No code runs in JS unless an event has occurred. This event is known as run script and it is queued as a macro-task inside macro-task queue. At the execution of any JS file, the JS engine wraps the contents in a function and associates the function with an event, either start or launch. This is the run script event and is added to the task queue (as a macro-task).

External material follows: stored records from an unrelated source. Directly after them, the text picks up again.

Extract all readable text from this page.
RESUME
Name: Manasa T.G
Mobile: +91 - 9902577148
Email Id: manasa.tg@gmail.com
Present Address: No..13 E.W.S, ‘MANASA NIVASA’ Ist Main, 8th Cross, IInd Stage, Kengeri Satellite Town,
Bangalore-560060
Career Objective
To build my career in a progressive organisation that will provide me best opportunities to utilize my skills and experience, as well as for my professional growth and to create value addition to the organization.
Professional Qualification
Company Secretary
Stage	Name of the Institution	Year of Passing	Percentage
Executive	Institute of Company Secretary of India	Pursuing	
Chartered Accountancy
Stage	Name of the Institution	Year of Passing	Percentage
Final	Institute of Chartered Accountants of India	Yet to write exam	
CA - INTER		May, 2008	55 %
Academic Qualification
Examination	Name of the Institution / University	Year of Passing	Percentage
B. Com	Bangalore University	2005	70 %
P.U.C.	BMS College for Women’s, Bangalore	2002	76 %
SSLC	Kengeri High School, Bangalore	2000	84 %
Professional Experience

So the flow of the above example is:

  1. Initially:
    LOG (output screen):
    Macro-task : Run Script, SetTimeOutCallBack
    Micro-tasks : promise then, promise then
  2. Now, the first macro-task (run script) is executed:
    LOG (output screen) :   I will run synchronously
    Macro-task: SetTimeOutCallBack
    Micro-tasks: promise then, promise then
  3. Now, the micro-task queue is finished
    LOG (output screen):I will run synchronously
    Promise made
    Promise kept
    Macro-task: SetTimeOutCallBack
  4. Finally, SetTimeOutCallBack is executed
    LOG (output screen) : I will run synchronously
    Promise made
    Promise kept
    I am inside setTimeout

Simplifying Tasks

  1. The job of the event loop is to constantly monitor the message queue (for tasks) and the execution stack and to push the first callback function in-line onto the execution stack, as soon as the stack is empty.
  2. All tasks are not created the same inside message queue. There are macro-tasks and micro-tasks.
  3. Examples of macro-tasks are setInterval, setImmediate, setTimeout, I/O tasks.
  4. Examples of micro-tasks are Promises, process.nextTick.
  5. For each of the ‘event loop’, one macro-task is completed out of the macro-task queue. After the respective macro-task is complete, the event loop visits the micro-task queue and the entire queue is completed before moving on to the next.